Some of us may find dreaming and drawing easier than actually doing. Adam seems to have: though he knew his mission and drew Eve into it, he failed to actually do it in the face of opposition (Genesis 3:6). Doing lays a burden on a man in the most inconvenient hours, attacking his laziness and selfish use of time, calling for energy after long workdays, bidding him rise and step when he would rather sit. I need help remembering that family leadership is not a one-time vision, a momentary inspiration, but a day-in, day-out pursuit, a fashioning of dreams from difficult moments.
“What a gift to a home, and what a reflection of Christ, when a man acts as the first mover most of the time.”
Can a wife take initiative in similar ways? Yes, she can — and sometimes should. Just because her husband says “let’s” most doesn’t mean she never does. But what a gift to a home, and what a reflection of Christ, when a man acts as the first mover most of the time.

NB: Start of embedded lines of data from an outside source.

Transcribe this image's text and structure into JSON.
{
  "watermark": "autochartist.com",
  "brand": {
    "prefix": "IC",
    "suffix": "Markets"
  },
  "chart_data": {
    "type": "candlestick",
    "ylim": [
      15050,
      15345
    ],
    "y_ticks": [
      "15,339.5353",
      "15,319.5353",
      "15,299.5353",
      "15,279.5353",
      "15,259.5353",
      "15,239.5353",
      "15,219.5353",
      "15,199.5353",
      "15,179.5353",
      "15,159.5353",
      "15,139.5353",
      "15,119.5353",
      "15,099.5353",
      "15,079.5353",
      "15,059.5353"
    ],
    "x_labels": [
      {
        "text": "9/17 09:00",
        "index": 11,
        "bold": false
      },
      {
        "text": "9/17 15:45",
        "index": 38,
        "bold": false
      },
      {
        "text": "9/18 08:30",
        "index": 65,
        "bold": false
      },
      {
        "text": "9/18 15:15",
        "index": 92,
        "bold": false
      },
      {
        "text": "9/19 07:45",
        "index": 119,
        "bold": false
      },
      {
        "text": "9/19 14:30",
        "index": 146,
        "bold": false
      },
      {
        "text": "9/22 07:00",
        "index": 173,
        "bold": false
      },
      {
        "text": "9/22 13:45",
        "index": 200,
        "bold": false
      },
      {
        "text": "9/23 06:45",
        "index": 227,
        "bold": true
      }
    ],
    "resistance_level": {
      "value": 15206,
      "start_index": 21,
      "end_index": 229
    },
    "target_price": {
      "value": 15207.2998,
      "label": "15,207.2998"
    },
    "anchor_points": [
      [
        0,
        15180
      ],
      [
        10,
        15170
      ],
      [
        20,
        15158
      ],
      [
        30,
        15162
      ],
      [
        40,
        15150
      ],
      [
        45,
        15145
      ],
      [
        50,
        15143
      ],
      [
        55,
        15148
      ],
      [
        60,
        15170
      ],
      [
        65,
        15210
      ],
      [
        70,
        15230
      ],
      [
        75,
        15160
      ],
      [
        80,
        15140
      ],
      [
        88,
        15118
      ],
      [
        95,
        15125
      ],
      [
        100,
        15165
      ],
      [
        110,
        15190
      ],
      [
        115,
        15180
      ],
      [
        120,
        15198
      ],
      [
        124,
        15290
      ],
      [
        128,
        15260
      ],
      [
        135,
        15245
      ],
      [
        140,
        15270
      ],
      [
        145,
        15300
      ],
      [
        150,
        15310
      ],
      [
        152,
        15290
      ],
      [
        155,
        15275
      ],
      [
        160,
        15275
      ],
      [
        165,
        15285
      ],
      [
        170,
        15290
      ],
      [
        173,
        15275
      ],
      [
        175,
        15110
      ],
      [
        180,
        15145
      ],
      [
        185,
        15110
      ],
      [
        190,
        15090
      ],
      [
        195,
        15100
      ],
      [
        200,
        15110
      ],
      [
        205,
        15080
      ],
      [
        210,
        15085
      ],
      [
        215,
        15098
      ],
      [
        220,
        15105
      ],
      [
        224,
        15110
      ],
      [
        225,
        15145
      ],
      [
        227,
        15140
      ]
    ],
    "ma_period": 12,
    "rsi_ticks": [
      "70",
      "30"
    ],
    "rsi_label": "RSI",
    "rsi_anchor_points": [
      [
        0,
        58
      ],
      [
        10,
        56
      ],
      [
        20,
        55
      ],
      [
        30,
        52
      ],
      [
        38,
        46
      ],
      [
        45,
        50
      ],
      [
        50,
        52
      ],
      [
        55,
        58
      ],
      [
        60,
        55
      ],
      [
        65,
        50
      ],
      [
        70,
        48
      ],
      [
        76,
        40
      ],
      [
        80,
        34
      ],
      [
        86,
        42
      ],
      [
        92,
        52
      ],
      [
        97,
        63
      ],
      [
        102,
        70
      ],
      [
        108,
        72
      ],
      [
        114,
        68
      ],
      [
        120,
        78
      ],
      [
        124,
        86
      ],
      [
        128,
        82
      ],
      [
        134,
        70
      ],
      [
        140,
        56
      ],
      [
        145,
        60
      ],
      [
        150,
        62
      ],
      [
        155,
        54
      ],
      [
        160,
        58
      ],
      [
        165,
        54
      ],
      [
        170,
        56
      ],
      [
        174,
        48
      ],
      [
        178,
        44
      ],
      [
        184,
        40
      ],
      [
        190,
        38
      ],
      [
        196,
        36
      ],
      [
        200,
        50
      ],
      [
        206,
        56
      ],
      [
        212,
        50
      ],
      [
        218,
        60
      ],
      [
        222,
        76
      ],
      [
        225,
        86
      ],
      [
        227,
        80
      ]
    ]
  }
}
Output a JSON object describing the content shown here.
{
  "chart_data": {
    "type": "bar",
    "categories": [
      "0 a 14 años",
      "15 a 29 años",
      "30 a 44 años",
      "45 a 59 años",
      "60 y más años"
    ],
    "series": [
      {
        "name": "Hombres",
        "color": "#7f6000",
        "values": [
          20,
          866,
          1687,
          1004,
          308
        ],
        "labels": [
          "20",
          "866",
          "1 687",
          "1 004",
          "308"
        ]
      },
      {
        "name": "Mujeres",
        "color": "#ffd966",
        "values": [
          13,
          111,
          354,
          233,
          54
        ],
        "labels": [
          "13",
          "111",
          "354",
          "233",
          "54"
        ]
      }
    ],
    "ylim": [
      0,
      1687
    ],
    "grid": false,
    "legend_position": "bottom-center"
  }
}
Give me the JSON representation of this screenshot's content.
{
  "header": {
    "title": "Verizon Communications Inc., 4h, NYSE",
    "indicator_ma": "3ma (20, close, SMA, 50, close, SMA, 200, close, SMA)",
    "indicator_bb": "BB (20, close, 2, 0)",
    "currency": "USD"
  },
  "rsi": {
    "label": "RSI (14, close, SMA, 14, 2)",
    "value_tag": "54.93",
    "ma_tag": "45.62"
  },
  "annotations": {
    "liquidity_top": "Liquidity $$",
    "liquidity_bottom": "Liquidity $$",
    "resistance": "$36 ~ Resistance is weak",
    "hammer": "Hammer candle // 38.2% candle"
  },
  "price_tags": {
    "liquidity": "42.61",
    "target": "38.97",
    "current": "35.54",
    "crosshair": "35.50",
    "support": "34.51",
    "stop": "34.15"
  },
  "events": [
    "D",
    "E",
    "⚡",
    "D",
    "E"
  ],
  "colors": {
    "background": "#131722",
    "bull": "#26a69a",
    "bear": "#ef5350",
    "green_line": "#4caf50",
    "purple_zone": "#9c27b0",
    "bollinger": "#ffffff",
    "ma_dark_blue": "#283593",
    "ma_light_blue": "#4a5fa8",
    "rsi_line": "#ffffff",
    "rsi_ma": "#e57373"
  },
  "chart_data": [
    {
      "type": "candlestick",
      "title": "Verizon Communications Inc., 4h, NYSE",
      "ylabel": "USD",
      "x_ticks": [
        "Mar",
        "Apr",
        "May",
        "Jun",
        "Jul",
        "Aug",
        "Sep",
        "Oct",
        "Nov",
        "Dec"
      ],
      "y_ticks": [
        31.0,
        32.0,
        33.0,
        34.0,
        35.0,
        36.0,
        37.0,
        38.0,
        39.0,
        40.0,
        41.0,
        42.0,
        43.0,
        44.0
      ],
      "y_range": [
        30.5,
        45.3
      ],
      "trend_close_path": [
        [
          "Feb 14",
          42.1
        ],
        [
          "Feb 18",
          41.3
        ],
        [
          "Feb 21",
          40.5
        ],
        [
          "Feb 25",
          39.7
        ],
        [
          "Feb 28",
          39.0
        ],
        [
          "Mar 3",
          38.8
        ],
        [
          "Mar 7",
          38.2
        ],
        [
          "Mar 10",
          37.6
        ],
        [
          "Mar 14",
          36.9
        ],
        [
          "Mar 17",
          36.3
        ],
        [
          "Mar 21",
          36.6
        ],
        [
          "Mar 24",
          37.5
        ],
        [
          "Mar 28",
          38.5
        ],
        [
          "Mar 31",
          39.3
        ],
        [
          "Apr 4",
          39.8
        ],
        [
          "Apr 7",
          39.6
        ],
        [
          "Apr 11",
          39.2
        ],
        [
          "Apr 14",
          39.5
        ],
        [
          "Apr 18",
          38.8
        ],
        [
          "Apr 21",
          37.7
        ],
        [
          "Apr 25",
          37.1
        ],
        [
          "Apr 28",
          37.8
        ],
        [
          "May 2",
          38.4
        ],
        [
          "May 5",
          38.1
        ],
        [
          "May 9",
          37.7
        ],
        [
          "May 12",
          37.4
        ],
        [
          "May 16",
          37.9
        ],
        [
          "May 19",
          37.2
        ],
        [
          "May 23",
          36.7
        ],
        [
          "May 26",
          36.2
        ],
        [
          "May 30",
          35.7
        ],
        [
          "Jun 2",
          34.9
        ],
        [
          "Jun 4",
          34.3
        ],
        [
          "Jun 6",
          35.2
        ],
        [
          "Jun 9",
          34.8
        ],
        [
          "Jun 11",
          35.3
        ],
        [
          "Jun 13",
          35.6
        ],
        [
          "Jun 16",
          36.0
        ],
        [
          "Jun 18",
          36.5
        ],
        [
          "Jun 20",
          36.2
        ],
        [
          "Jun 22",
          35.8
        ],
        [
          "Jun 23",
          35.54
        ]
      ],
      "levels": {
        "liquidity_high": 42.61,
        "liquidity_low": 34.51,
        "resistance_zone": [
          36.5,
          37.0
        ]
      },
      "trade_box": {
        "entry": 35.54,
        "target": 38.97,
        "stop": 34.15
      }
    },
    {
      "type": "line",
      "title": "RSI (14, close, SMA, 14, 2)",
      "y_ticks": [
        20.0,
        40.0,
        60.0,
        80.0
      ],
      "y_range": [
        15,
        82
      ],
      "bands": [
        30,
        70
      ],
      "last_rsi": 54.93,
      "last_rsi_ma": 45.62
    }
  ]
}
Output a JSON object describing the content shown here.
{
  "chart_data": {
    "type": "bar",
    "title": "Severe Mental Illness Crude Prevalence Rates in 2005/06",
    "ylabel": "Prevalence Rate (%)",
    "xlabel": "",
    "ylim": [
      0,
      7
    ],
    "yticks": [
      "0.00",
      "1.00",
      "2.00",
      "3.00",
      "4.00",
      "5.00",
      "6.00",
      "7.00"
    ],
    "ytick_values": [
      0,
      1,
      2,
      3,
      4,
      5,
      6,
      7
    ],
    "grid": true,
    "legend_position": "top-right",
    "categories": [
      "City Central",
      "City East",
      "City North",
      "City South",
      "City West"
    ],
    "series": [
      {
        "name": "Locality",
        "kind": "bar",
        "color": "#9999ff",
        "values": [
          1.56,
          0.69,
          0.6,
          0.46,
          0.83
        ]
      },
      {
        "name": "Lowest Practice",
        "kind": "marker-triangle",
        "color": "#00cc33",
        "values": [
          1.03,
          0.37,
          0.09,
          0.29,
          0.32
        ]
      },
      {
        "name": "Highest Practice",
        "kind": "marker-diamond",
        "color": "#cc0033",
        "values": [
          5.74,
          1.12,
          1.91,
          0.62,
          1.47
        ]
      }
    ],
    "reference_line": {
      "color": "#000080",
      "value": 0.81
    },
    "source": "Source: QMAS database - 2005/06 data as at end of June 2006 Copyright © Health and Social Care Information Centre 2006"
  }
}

The mission of marriage calls for all of a man. And therefore, it calls for a man to give all of his heart to God, and submit all of his life to Christ, and yield all of his will to the Spirit. Such an all-in, all-out man will embrace his wife as woman: his perfect match, his lily of the valley, his home on earth, his heart’s best song. And he also will embrace her as helper: his lover on mission, his indispensable partner, his queen with crown and scepter. And so he will love her, and so he will lead her.